In Mbambai, Sunday faith and food meet under the open sky
On Sunday mornings in Mbambai, an open field transforms and fills into purpose. Plastic chairs are arranged in loose rows. Children, most of them still in primary school, arrive in pairs and small clusters. There are no church walls, no stained-glass windows, no scraped wooden pulpit. Only sky overhead and a pastor’s voice carrying across the dust.
The order is one that is familiar.
First, the Word.
Then, the meal.
This is an outreach run by The Glory of God Ministries International, which began the initiative two years ago after recognising a growing need in the community. What started as a three-day revival and door-to-door evangelism produced a weekly Sunday gathering.
They never left.
Every Sunday from 10am until around midday, the church sets up in the field. A sermon is delivered. Spiritual counselling is offered, and afterwards, a warm plate is served.

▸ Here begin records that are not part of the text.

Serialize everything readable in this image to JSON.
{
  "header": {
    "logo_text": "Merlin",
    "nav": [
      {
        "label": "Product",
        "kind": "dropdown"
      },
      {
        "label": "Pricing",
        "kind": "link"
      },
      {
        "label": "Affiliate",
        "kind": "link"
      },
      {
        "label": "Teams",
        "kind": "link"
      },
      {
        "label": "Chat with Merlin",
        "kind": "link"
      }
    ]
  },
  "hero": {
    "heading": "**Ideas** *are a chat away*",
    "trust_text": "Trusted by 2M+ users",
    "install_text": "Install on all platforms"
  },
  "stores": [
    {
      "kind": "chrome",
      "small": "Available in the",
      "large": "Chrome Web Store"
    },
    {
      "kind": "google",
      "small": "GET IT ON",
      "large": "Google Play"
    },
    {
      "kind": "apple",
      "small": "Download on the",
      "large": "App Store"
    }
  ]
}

There is no external funding. The meals are financed largely from the pockets of church members, with more donations of non-perishable foods and clothing from congregants. It does not end with meals and clothes, at the beginning of each year, stationery packs are distributed to children.
“You cannot preach Christ while you are not helping those who are in need,” one of the organisers/leaders says. “It goes hand in hand.”
Although the project is open to everyone, most Sundays see a congregation mostly made up of children. They sit quietly, not many chairs, some on their siblings’ laps, used to the rhythm – expectant, but not chaotic.
One young girl said that she loves coming each week “so I can be at church.”
In that simple answer, the field feels less like a feeding point and more like a place to belong.
In a community where school feeding schemes sustain many children during the week, Sundays tell a quieter story. Here, faith and food arrive together. Encouragement is spoken before plates are handed out.
By midday, the chairs are stacked away, and the field returns to stillness again. But for a few hours each Sunday, it becomes something sacred, a church without walls, where hope is preached under open sky and served in warm bowls.